Anthropologists traditionally believed that body ornaments were not widely used until about 20,000 years ago—some time after the appearance of modern humans. Recently, however, a team of anthropologists from the University of Arizona, Yale University, and Ankara University in Turkey discovered widespread ornament use at 39,000 to 43,000 years ago in the Middle East and adjacent geographical areas. This finding fits within both biblical and scientific time frames for the appearance of Adam and Eve.2
The earliest humans apparently strung together marine shells to make necklaces. These early jewelers seem to have chosen shells on the basis of aesthetics. Instead of using mollusk shells left over from meals, they chose shells of unusual appearance, exceptionally white or brightly colored, with intricate patterns, shells from creatures with questionable food value. Ornamental shells were typically unfragmented, with a carefully punched hole, usually near the lip of the shell. The earliest humans appear to have been absorbed with making jewelry. Ornamental shells far outnumber shells used for food in the earliest geological layers investigated.

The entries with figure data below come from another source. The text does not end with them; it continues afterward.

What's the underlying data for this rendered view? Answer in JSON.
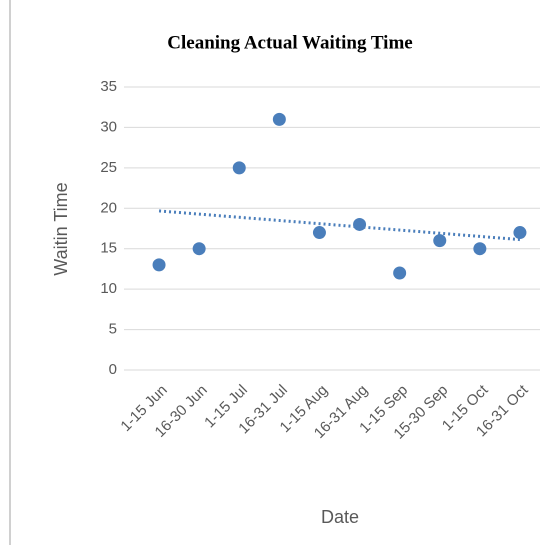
{
  "chart_data": {
    "type": "scatter",
    "title": "Cleaning Actual Waiting Time",
    "x_label": "Date",
    "y_label": "Waitin Time",
    "categories": [
      "1-15 Jun",
      "16-30 Jun",
      "1-15 Jul",
      "16-31 Jul",
      "1-15 Aug",
      "16-31 Aug",
      "1-15 Sep",
      "15-30 Sep",
      "1-15 Oct",
      "16-31 Oct"
    ],
    "values": [
      13,
      15,
      25,
      31,
      17,
      18,
      12,
      16,
      15,
      17
    ],
    "color": "#4a7ebb",
    "ylim": [
      0,
      35
    ],
    "yticks": [
      0,
      5,
      10,
      15,
      20,
      25,
      30,
      35
    ],
    "grid": true,
    "trendline": "linear"
  }
}
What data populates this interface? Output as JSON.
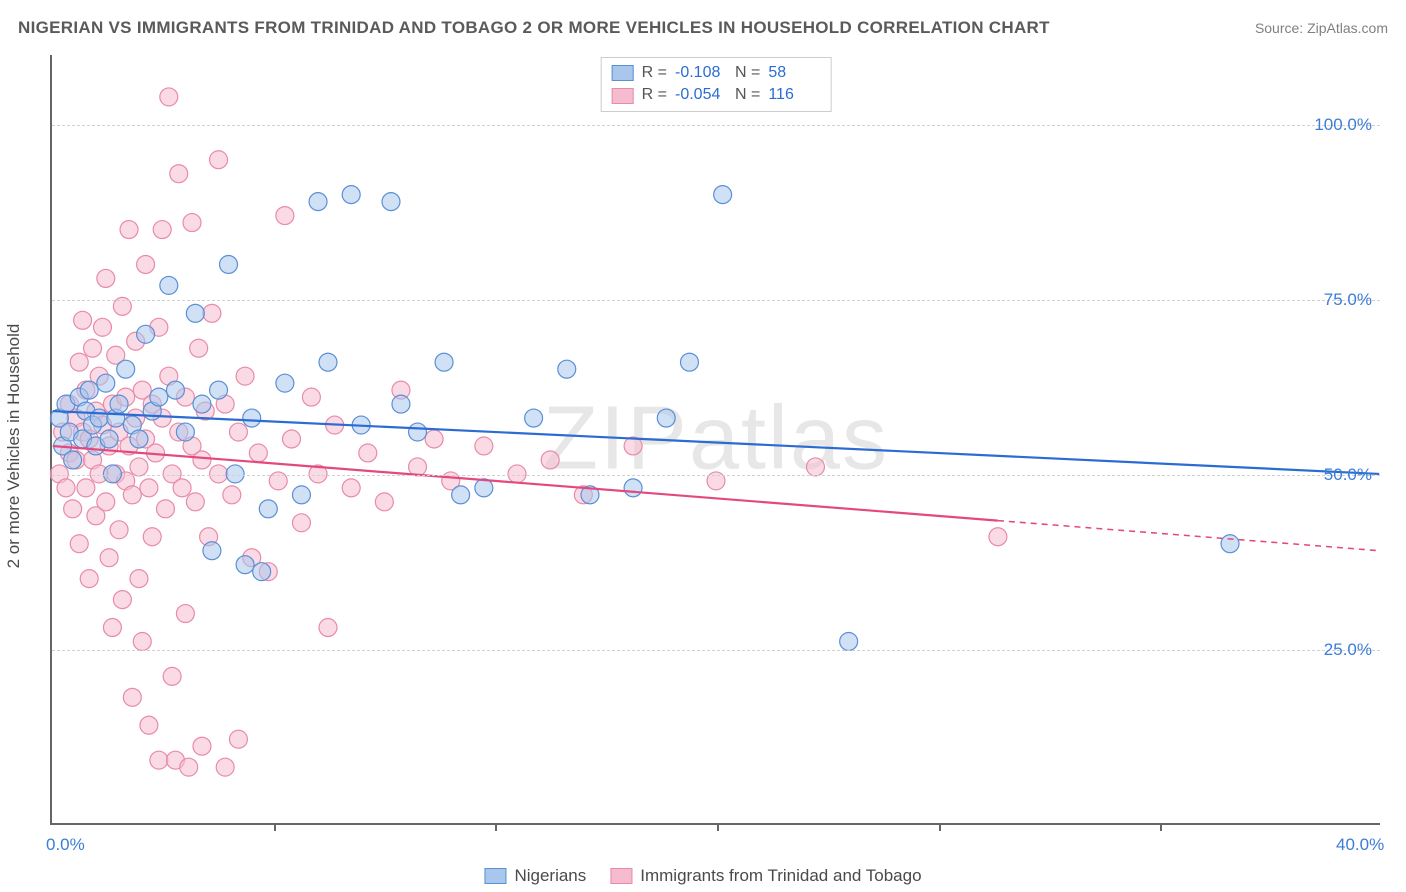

This discovery indicates that artistic expression and the use of symbolic language belong inherently and uniquely to humanity. Bipedal primates preceding modern humans lacked such capacities.3 At best, bipedal primates used extremely crude tools that remained static in sophistication for hundreds of thousands of years. Forty thousand years ago, tool kit complexity dramatically increased and artistic expression first appeared. The dual appearance of culture and humans meets the biblical creation model expectation that human beings were recently created in the image of God as a result of God’s direct activity.
- Steven L. Kuhn et al., “Ornaments of the Earliest Upper Paleolithic: New Insights from the Levant,” Proceedings of the National Academy of Sciences, USA 98 (2001), 7641-46.
- Hugh Ross, The Genesis Question: Scientific Advances and the Accuracy of Genesis (Colorado Springs, CO: NavPress, 1998), 107-14.
- Christopher Stringer and Robin McKie, African Exodus: The Origins of Modern Humanity (New York: Heary Holt, 1996), 194-97.